Usai menandatangani, Pdt DHS mengharapkan agar Alkitab dan buku Rohani ini bisa dapat diterima oleh Bharada E yang bernama lengkap Richard Eliezer Pudihang Lumiu dan langsung petugas mengatakan bahwa barang titipan Pdt DHS tentu akan diberikan kepada yang bersangkutan jika Bharada E masuk di LPSK.
Pdt DHS saat menghubungi wartawan Sulutreview.com di Kota Bitung mengatakan bahwa aksi beliau yang mendatangi kantor LPSK ini, tidak ada maksud apa-apa, selain murni atas dasar kemanusiaan dan kepedulian seorang Pendeta kepada seorang Kristiani yang sementara menghadapi pergumulan.
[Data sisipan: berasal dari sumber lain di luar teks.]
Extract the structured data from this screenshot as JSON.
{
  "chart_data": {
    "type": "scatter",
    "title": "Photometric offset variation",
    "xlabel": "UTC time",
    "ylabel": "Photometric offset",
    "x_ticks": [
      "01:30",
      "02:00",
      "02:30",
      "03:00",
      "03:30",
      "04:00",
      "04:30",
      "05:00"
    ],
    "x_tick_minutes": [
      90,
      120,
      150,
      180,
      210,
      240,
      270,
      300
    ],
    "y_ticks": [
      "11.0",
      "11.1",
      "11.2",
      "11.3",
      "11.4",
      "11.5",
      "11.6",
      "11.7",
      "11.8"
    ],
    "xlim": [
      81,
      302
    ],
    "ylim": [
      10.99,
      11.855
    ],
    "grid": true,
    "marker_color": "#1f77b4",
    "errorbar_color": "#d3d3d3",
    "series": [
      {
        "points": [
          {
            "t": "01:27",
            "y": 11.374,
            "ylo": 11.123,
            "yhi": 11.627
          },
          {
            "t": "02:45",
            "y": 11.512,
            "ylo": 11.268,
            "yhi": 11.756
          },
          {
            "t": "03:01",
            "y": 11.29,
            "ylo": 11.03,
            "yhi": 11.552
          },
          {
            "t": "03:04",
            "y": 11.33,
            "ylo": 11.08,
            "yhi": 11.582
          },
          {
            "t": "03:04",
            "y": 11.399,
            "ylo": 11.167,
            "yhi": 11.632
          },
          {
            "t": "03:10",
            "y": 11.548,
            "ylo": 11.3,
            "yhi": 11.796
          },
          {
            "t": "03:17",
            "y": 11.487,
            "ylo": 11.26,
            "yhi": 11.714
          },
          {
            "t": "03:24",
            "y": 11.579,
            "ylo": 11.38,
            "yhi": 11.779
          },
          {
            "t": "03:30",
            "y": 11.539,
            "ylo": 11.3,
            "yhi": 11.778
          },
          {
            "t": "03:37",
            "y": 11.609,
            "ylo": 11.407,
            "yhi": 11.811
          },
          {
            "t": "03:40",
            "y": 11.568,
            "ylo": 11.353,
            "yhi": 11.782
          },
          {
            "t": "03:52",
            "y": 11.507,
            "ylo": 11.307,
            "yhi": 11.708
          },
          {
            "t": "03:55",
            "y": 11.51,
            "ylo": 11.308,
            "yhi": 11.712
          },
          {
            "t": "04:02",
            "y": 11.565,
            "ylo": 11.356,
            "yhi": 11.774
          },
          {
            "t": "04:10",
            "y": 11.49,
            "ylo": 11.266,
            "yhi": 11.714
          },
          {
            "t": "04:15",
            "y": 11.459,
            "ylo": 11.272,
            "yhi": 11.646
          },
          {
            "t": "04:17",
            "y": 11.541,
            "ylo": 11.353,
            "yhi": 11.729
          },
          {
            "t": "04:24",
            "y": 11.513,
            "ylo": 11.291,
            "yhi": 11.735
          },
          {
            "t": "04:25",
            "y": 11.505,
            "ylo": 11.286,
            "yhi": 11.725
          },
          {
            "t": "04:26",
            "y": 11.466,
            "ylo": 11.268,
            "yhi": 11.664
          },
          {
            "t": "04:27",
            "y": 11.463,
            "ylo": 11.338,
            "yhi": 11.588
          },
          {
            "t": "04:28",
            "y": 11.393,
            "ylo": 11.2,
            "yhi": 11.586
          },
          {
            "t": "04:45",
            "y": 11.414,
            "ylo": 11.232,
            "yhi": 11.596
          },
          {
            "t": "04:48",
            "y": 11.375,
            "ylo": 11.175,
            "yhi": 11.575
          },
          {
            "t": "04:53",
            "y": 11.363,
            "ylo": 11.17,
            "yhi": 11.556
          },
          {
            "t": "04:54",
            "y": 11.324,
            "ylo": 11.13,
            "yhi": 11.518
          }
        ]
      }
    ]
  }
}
“Memang saat ini, Bharada E belum ada di LPSK akan tetapi kabar beredar beliau akan ke LPSK di Jakarta ini. Makanya saya berinisiatif datang di kesini,” kata Pdt DHS
Ia menambahkan bahwa patut digaris bawahi, “saya datang ke LPSK atas dasar peduli sebagai orang Kristen kepada Bharada E itu yang pertama, kedua Ia pernah tinggal di Bitung kebetulan saya juga adalah orang Sulut yaitu di Kota Bitung dan memiliki Gereja DHS Church. Apalagi saya datang kesini hanya untuk memberikan support secara iman kepada Bharada E dengan menitipkan Alkitab dan sejumlah buku-buku rohani untuk memberikan siraman rohani lewat Alkitab dan buku rohani untuk memberikan penguatan secara Iman sebagai seorang Kristen kepada Bharada E,” kata Pdt DHS kepada wartawan sulutreview.com via ponsel.
Pdt DHS, juga mengatakan bahwa selain membawa Alkitab dan buku-buki Rohani.
“Saya juga mendoakan agar Bharada E dapat kuat secara iman dalam menghadapi persoalan yang dihadapinya,” pungkasnya.
Diketahui, sebagaimana dilansir Okezone.com bahwa Bharada E diduga merupakan sosok utama yang terlibat kasus penembakan hingga menewaskan Brigadir J
Kejadian tersebut bertempat di rumah Kadiv Propam nonaktif Irjen Pol Ferdy Sambo. Richard Eliezer diketahui merupakan nama asli dari Bharada E yang berpangkat Bhayangkara Dua.
Bharada E atau inisial untuk Bharada Richard Eliezer Pudihang Lumiu merupakan orang yang diduga kuat menembak dan menewaskan Brigadir Nopriansyah Yoshua Hutabarat.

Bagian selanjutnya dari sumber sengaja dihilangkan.